Hello, all. I used WinTV to capture video at 12 Mbps as an MPEG-2 file. I then used Adobe Premier Pro with the appropriate plug-in to edit. I added some effects such as transitions and a short slow motion clip. I rendered the project, then exported as DVD using the plug-in default settings. Next, I used Main Concept edit pro to add menu and burned using the same program. The final product is pretty good as far as transitions and the overall editing. What I am worried about is that the picture, when played on a TV actually lacks the fluid, crisp appearance that I am after. It is almost as if watching too much will make you dizzy, motion somewhat blurry as times...hard to explain the un-natural appearance of the video. Are there any steps along the way (settings) that I can take to increase overall quality. Any help with any setting in any of the above mentioned programs would be much appreciated. I am relatively new to video editing so any input is very useful. Thanks.
Capture at an appropriate bitrate, so it fits on a disk, and don't re-encode it twice in your editing/authoring apps. Use one app to edit it, that doesn't need to re-encode the whole mpg, and then one that authors it without re-encoding yet again.
Thanks for the response. So I have captured at 12 Mbs and as an MPEG-2 format. This, I suppose is what I am unsure of as far as the Adobe Premiere Pro editing (very new to program). I still have to render the edited version, right? This does so by keeping the same bitrate? By exporting, I am not sure if it is re-encoding...how do I know? I thought exporting was just to create a usable file for authoring or does the rendered file contain all that is needed? How do I know if the authoring program is re-encoding? With MainConcept, I have been creating the movie titles and such, and then using "Compile" command which I don't think re-encodes and then burning. If you are familiar with these programs, please let me know if you have any direction so that I know for sure I am going about this the right way.
Sorry, I have mis-spoken, I use Mediachance DVDlab Pro to do the authoring and burning. Sorry for mix-up
Either Adobe or Mainconcept is re-encoding the file, or both. 12mpbs is far too large to fit on a disk, so one or the other or both is re-encoding (rendering) it to shrink it to 4.3gb to fit on one disk (unless you're using DL, then it will shrink it to ~9gb).
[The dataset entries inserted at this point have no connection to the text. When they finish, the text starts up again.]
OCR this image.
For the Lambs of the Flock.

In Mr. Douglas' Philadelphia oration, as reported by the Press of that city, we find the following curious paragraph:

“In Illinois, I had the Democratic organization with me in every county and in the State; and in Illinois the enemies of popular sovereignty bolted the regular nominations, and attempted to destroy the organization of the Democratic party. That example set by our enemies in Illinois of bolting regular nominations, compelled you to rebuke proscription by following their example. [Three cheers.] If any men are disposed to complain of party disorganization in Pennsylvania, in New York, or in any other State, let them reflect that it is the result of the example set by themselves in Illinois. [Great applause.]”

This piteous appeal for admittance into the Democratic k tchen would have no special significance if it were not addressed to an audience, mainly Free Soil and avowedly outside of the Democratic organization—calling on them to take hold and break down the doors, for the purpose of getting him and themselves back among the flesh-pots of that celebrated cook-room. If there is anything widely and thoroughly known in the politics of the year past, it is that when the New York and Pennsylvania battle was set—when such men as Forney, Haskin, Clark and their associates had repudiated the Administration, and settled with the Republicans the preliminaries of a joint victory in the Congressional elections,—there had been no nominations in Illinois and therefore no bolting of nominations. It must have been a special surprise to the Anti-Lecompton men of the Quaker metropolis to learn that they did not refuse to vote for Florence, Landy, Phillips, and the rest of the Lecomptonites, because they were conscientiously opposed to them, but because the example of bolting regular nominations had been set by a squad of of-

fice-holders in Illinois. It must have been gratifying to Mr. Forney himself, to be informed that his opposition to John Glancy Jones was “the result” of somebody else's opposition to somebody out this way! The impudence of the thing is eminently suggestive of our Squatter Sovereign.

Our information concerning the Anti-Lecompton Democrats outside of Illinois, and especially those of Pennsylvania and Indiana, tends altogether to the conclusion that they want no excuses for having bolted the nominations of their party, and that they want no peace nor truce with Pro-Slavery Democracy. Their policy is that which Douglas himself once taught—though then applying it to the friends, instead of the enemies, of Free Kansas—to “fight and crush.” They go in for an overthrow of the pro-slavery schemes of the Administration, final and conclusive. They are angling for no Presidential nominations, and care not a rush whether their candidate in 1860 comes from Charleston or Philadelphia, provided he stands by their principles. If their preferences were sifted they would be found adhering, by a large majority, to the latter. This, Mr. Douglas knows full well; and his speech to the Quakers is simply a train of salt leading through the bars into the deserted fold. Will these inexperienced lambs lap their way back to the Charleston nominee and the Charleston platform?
I suggest you capture at a bitrate so the original mpg will fit on the disk, with room to spare for your edits, then render only the edits, not the whole file. This avoids re-encoding of the original, thus preserving quality. 12mbps is a waste when recording TV anyhow, unless you have a truly digital HD signal, and a truly HD capable capture card (you don't), and you don't mind splitting the recording up for two disks, or using DL (if it will even fit at that bitrate). Try recording at 5000kbps (audio at 224kbps AC3 or MP2). DVDLab won't re-encode, but it will prompt you if the output is larger than can fit on a disk.
I have only captured about 1 hour of footage and then put in some effects and audio files. Can I still get away with getting this to DVD without too much quality loss? It would be a painstaking task to re-capture since the data came from many different sources.